I picked up Civ V as a Steam special, which is still going on this weekend– $12.50, so grab it if you haven’t yet.
My initial reactions are mostly negative, though take this with a helping of salt: there may be only so much Civ a man can play, and I spent most of that on Civ2 and 3. So it may be that there’s just too little to rekindle the affair than that it’s actually subpar. (Plus, so many things have changed that it feels like a slog to re-learn the tech tree or learn what the best units or buildings or civs are.)
To start with the positives, it’s more gorgeous than ever, city states are a great addition, I love the city itself having ranged attacks, and so far I haven’t seen any of the morasses that could plague 3 and 4. Maybe that’s just because I’m playing at a low level, but I haven’t seen anything like the money gap that can ruin a game of Civ4, or the popular dissatisfaction that made waging war difficult in Civ3.
It’s cute that the leaders speak in their own languages.
On the neutral side: hexes. I barely notice them and can’t say they improve or don’t improve the game.
The biggest negative is that the game feels like it’s pushing you to have no more than a handful of cities. There just wasn’t room for more than four in my section of the map. Which would be OK if the game was scaled accordingly, but it still seems designed for huge empires. E.g, in one of those four cities, I was looking at production times of 33 turns for a swordsman, 30+ turns for any building. My capital is better, but the end result is that it takes forever to research anything or to build up an army.
Napoleon declared war on me twice; fortunately he was easy to send off. But the one offensive war I tried was a fiasco. I got rid of the enemy’s units, but also lost almost my entire army– I think I had one troop left, plus a Great General. Neither of us could go anywhere. The lesson I learned was that half a dozen units weren’t enough– but remember it takes dozens of turns to build up even that far. How many would I need to actually get at his cities? And this is playing on an easy level.
Recent Civs have seemed to play down militarism more and more, making a game for people who want to handcraft a lovely little civilization and win while never fighting a war. But frankly I find that dull… a few space races are enough. I like building up an empire in order to fight a war, and if I can’t do that very easily, it just isn’t that compelling.

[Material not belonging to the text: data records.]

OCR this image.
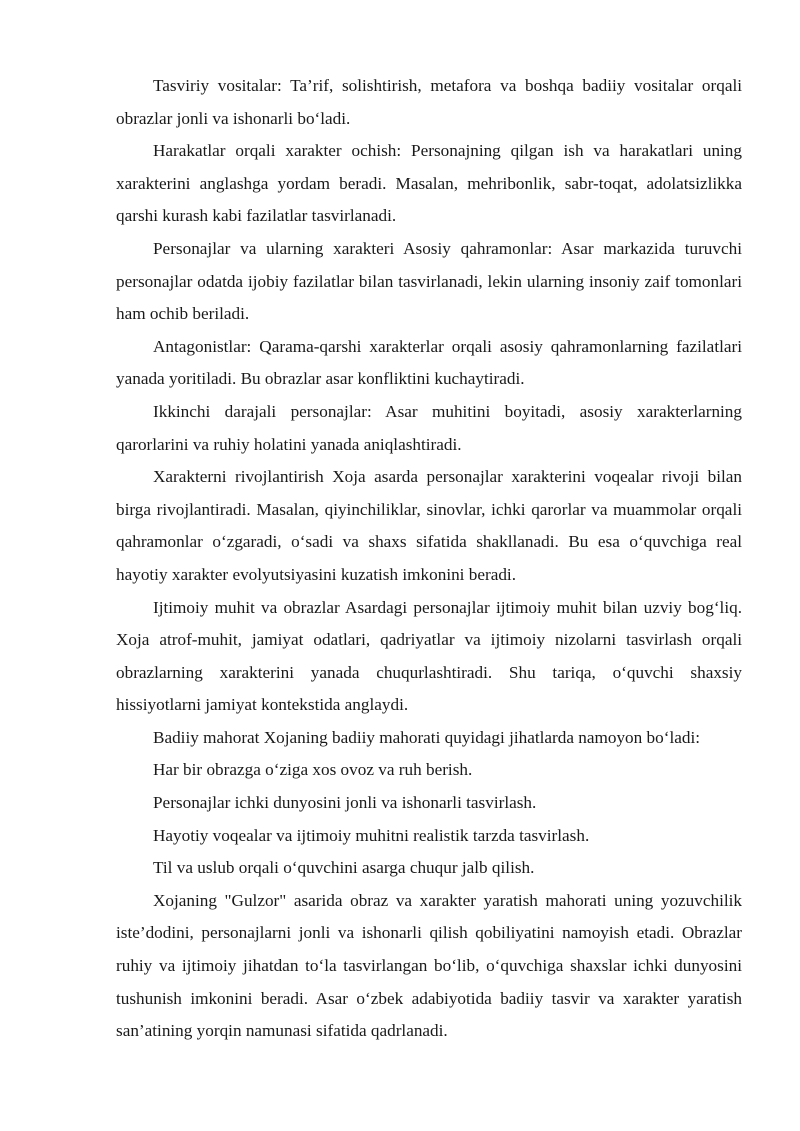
Tasviriy vositalar: Ta’rif, solishtirish, metafora va boshqa badiiy vositalar orqali obrazlar jonli va ishonarli bo‘ladi.

Harakatlar orqali xarakter ochish: Personajning qilgan ish va harakatlari uning xarakterini anglashga yordam beradi. Masalan, mehribonlik, sabr-toqat, adolatsizlikka qarshi kurash kabi fazilatlar tasvirlanadi.

Personajlar va ularning xarakteri Asosiy qahramonlar: Asar markazida turuvchi personajlar odatda ijobiy fazilatlar bilan tasvirlanadi, lekin ularning insoniy zaif tomonlari ham ochib beriladi.

Antagonistlar: Qarama-qarshi xarakterlar orqali asosiy qahramonlarning fazilatlari yanada yoritiladi. Bu obrazlar asar konfliktini kuchaytiradi.

Ikkinchi darajali personajlar: Asar muhitini boyitadi, asosiy xarakterlarning qarorlarini va ruhiy holatini yanada aniqlashtiradi.

Xarakterni rivojlantirish Xoja asarda personajlar xarakterini voqealar rivoji bilan birga rivojlantiradi. Masalan, qiyinchiliklar, sinovlar, ichki qarorlar va muammolar orqali qahramonlar o‘zgaradi, o‘sadi va shaxs sifatida shakllanadi. Bu esa o‘quvchiga real hayotiy xarakter evolyutsiyasini kuzatish imkonini beradi.

Ijtimoiy muhit va obrazlar Asardagi personajlar ijtimoiy muhit bilan uzviy bog‘liq. Xoja atrof-muhit, jamiyat odatlari, qadriyatlar va ijtimoiy nizolarni tasvirlash orqali obrazlarning xarakterini yanada chuqurlashtiradi. Shu tariqa, o‘quvchi shaxsiy hissiyotlarni jamiyat kontekstida anglaydi.

Badiiy mahorat Xojaning badiiy mahorati quyidagi jihatlarda namoyon bo‘ladi:

Har bir obrazga o‘ziga xos ovoz va ruh berish.

Personajlar ichki dunyosini jonli va ishonarli tasvirlash.

Hayotiy voqealar va ijtimoiy muhitni realistik tarzda tasvirlash.

Til va uslub orqali o‘quvchini asarga chuqur jalb qilish.

Xojaning "Gulzor" asarida obraz va xarakter yaratish mahorati uning yozuvchilik iste’dodini, personajlarni jonli va ishonarli qilish qobiliyatini namoyish etadi. Obrazlar ruhiy va ijtimoiy jihatdan to‘la tasvirlangan bo‘lib, o‘quvchiga shaxslar ichki dunyosini tushunish imkonini beradi. Asar o‘zbek adabiyotida badiiy tasvir va xarakter yaratish san’atining yorqin namunasi sifatida qadrlanadi.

I think the UI has gone downhill. It’s spare and dramatic, but it’s hard to get a sense of what’s going on. I had no idea, for instance, whether my cities are happy or not, or how to automate a worker, or what the tech tree looks like. I’m sure all that is in there somewhere, but it’s not as obvious. Many things were nicely presented in Civ4 that take additional keystrokes to find or show now, such as which leaders want to trade luxuries; along the same lines, when you research a tech, you have to click again to choose the next one to research.
- It takes forever to be able to use the ocean. (In Civ2 I’d be exploring the seacoasts via trireme for half the game.)
- Repetitive useless voice-overs: “You may find this information useful.”
- The tiny units. I liked the three-unit dudes from Civ4. The units are now so multiple and small that you can barely see what they are, and you can’t zoom in as far.
- Why do they implement Steam achievements, but break Steam screenshots?
- Wonder pictures are just not as good as Wonder movies.
- Dumb unit promotions, seemingly limited to terrain adaptation.
I was afraid that this version would be a huge time sink, but it’s looking like that’s not going to be a problem. I’ll probably fire it up again and try to take out Napoleon, now that I know he has only two cities.